"Friend" as a word of Power: Why "Semantics" has gotten a bad rap

“Friend” as a word of Power: Why “Semantics” has gotten a bad rap

In my last post I finished by briefly talking about some of the past work I’ve done in the world of social work and mentioning how structures that are made to support struggling people can actually be places that further alienate them – often simply because of the language that is used.

Semantics is the study of meaning. It has gotten a bad rap as the skill of splitting hairs needlessly and I recognize that that’s how it generally is used in day to day conversation. Instead of being something negative I think Semantics is the idea that there can be consequences for the words we choose to use (and choose not to use), and most folks reading this I think would agree. Most of us agree that certain words that demean others are often better not used. But it’s not just derogatory terms that have power and I’d like us to rethink how we choose what words to use and why.
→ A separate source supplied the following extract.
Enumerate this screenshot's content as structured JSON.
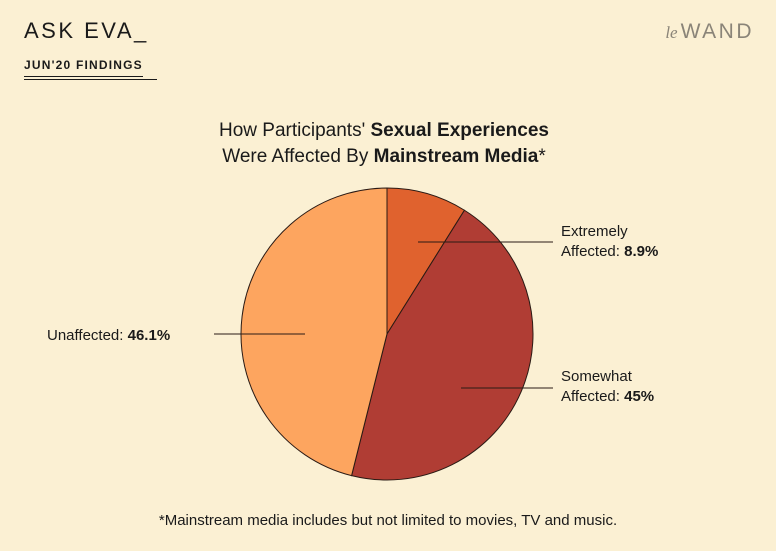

Since graduating from college I’ve spent a lot of time working in a variety of direct care social service positions and time and again I’ve been told about how important it is for me to remember that I’m “staff” or “provider” and they are the “client” or “customer” or…whatever. The language chosen is of a kind that always sets up a power dynamic and that relationship never shifts; I will always be the one giving the goods or services and you (by all means, please insert yourself in this situation, imagine how this feels for a moment) are always the one to receive them. There is, as we use this kind of language and set up these kinds of structures, no possibility for equity or reciprocation. Many of these terms even hammer home the economic relationship: someone is paying me to be there. Don’t get me wrong, I’m getting paid to work at HOMEpdx – there have been moments when this feels like the greatest con ever because I’m getting paid to do things I’ve done for free in the past – but the language we use should not further isolate our brothers and sisters who need help. In the past as a staff at these various jobs I have looked around and asked “If I am not allowed to be this person’s friend who will be? If I can’t and my coworkers can’t, if their family never visits and they don’t (or can’t) get out much…then who?”
Even the term “guest” – which in my mind soars well above any of the other words used – comes with the binary of “host”. Instead, at HOMEpdx we strive to make friends. Not “friends”, just another jargon term used at another job (though some days it can devolve into that if I’m not careful), but real friends. A friend will hug you after a bad break-up, is happy to give you a ride to a job interview if you need it and will take you to lunch just for the hell of it sometimes.

For those of us who come out of a tradition that’s centered around following Jesus we should pay special attention to the fact that he rejects this kind of linguistic division of people as well, and for very similar reasons:

This is my commandment, that you love one another as I have loved you. No one has greater love than this, to lay down one’s life for one’s friends. You are my friends if you do what I command you. I do not call you servants any longer, because the servant does not know what the master is doing; but I have called you friends, because I have made known to you everything that I have heard from my Father. You did not choose me but I chose you. And I appointed you to go and bear fruit, fruit that will last, so that the Father will give you whatever you ask him in my name. I am giving you these commands so that you may love one another. (John 15:12-15 emphasis mine).

Our friends often don’t have much, and the little we are able to give them doesn’t include their dignity or self-worth; those things they have to pick up or hold on to themselves. What we can do is make sure that in at least one interaction they have this week – the interaction they have with me, or with with you – that the language we use not only doesn’t strip them of their dignity but celebrates them as persons of value.